The United Nation Children’s Fund (UNICEF) also said that kids can no longer afford yet another year of school disruption. The effects have been devastating: children’s ability to read, write and do math has languished and they are not learning 21st century skills crucial to well-rounded development.
The number of out-of-school children is set to reach heights “we have not seen in years and have fought so hard to overcome”, said UNICEF director Henrietta Fore.
“As we enter the second year of the Covid19 pandemic, and as cases continue to soar around the world, no effort should be spared to keep schools open or prioritize them in reopening plans,” she said, adding that too many schools chose closure despite evidence that schools are not drivers of the pandemic.
Senate committee on basic education Sherwin Gatchalian has also urged the government to look at studies proving that evidence of in-person classes increasing community transmission was weak.
He cited a study conducted by the US Centers for Disease Control and Prevention (CDC), which reported 11 schools districts in North Carolina with 90,000 students and staff opened for face-to-face classes. In nine weeks, only 32 were infected at school compared to the 773 community infections. There was also no student-to-staff transmission observed.
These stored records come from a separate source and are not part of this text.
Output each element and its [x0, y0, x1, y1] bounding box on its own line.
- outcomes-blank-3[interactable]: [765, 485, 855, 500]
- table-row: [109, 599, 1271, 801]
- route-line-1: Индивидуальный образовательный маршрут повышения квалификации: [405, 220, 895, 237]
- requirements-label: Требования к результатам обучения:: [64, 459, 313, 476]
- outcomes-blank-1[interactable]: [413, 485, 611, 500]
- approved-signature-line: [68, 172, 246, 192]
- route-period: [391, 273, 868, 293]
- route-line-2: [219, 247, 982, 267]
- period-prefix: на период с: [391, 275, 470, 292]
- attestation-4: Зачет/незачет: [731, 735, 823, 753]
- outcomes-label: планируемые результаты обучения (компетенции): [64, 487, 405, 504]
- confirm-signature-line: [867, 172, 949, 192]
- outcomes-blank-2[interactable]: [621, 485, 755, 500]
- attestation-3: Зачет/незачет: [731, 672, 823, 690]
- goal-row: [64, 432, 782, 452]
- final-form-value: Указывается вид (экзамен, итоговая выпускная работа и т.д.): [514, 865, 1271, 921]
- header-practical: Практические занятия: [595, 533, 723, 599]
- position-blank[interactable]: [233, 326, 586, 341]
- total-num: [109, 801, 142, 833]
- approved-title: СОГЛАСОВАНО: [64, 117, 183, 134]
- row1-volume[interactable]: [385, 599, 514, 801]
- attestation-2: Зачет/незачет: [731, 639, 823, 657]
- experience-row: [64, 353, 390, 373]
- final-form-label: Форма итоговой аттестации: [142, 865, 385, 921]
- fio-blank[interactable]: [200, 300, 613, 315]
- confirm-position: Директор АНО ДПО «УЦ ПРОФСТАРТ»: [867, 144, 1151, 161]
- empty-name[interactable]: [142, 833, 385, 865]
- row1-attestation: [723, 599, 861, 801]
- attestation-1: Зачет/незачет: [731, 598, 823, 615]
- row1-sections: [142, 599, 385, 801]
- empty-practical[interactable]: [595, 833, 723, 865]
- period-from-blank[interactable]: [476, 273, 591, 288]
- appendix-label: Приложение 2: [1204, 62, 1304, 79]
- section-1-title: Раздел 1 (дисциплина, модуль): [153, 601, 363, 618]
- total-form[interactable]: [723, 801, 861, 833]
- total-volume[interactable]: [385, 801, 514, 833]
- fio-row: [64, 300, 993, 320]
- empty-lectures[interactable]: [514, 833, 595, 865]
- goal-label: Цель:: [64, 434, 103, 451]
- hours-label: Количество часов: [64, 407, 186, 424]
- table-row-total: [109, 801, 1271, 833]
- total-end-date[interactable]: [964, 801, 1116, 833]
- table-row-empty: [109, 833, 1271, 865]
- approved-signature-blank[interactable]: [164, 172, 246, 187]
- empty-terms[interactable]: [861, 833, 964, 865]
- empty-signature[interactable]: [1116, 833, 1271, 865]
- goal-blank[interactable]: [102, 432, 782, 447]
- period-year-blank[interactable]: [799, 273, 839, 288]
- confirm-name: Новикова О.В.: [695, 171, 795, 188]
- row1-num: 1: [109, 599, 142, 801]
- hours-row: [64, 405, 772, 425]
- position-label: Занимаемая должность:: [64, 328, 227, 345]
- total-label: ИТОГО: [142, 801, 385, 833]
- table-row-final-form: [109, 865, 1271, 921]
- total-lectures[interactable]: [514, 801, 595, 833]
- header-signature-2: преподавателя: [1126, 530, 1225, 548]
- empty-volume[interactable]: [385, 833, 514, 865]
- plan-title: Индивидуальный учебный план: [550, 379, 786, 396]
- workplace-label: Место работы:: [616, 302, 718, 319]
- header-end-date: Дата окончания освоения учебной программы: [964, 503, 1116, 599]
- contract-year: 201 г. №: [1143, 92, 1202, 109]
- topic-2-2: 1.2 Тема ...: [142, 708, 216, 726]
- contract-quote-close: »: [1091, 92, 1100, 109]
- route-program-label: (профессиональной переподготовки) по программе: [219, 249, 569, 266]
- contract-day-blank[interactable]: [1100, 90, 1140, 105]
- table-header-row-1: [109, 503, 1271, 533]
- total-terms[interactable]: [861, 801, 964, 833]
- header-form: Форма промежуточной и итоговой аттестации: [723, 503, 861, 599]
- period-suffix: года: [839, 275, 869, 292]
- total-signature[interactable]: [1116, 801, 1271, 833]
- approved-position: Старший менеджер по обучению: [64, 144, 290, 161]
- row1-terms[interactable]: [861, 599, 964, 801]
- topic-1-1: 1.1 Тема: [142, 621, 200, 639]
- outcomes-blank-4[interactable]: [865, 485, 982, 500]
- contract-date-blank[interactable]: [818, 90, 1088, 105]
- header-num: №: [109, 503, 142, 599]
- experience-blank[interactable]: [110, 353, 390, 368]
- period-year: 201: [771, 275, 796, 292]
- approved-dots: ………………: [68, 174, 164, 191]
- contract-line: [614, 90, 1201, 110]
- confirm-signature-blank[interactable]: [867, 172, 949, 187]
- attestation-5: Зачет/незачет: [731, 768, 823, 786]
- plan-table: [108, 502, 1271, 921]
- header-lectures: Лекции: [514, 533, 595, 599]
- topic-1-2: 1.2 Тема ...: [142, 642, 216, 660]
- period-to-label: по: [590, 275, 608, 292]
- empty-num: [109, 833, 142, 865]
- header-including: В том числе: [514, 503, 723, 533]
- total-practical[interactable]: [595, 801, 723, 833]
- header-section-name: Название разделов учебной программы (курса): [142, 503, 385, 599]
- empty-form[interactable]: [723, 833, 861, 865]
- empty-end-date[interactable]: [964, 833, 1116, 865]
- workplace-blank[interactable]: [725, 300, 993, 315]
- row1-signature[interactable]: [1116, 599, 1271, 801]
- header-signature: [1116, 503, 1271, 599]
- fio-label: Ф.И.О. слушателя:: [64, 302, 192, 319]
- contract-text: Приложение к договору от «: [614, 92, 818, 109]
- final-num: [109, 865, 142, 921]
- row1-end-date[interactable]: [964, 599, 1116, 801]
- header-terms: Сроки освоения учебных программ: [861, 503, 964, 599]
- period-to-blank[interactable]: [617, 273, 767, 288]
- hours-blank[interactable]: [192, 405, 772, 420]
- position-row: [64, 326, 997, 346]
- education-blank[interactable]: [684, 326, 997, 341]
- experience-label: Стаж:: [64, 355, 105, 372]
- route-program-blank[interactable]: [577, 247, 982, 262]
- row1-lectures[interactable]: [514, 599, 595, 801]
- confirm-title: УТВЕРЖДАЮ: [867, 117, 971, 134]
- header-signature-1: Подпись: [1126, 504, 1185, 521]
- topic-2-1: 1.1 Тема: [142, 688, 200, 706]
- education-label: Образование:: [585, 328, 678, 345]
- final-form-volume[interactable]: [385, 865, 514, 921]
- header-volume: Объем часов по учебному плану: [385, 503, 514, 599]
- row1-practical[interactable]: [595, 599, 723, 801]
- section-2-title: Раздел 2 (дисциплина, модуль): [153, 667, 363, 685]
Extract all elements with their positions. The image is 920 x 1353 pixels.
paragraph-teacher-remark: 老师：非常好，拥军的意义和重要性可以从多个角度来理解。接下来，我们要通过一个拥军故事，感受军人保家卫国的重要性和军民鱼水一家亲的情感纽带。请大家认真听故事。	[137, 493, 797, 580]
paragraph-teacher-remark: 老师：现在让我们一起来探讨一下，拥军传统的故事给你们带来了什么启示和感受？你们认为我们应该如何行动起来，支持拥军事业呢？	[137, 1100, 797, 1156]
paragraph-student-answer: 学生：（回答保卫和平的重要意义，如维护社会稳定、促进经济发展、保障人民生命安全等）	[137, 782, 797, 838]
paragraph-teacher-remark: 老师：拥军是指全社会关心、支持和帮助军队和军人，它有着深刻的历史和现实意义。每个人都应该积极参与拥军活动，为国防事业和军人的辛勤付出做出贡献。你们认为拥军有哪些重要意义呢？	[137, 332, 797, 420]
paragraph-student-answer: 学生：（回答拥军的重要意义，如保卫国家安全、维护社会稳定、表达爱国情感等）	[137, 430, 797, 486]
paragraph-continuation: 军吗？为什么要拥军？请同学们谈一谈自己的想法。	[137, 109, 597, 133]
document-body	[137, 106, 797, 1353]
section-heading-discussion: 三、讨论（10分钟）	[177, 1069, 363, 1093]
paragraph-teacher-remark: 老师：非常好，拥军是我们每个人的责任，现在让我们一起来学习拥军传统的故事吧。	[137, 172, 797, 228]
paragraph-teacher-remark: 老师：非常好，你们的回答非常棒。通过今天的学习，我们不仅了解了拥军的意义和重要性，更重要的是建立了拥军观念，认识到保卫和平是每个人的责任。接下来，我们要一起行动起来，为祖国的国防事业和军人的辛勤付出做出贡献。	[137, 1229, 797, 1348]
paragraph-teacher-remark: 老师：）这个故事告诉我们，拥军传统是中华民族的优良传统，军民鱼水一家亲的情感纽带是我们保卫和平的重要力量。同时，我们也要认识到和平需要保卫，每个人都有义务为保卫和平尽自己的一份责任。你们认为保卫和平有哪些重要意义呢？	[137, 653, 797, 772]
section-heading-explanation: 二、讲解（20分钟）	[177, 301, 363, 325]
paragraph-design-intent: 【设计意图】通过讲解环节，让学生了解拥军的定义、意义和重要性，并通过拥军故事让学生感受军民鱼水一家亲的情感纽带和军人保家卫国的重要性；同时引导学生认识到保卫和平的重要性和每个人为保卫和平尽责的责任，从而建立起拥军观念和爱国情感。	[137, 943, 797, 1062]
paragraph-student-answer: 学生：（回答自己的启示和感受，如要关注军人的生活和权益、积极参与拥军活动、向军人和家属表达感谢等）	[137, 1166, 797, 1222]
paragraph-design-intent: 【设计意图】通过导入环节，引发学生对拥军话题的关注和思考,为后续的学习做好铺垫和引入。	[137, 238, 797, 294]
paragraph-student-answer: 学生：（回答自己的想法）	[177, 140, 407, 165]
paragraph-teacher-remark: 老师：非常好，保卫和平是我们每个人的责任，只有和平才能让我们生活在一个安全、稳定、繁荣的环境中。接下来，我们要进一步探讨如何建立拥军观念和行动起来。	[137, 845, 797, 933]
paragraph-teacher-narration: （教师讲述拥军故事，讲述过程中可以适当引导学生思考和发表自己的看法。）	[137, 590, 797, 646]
He added that in-person classes could be done if community transmission risk is lessened and minimum health protocols are adhered to.
Earlier, President Rodrigo Duterte withdrew his approval for a dry run of in-person classes this year, in light of the new Covid19 variant cases recorded in the country.
The Commission on Higher Education meanwhile, is gearing up to shift back to face-to-face classes after Duterte gave it the go-ahead for schools offering medical and allied health programs in areas under general community quarantine.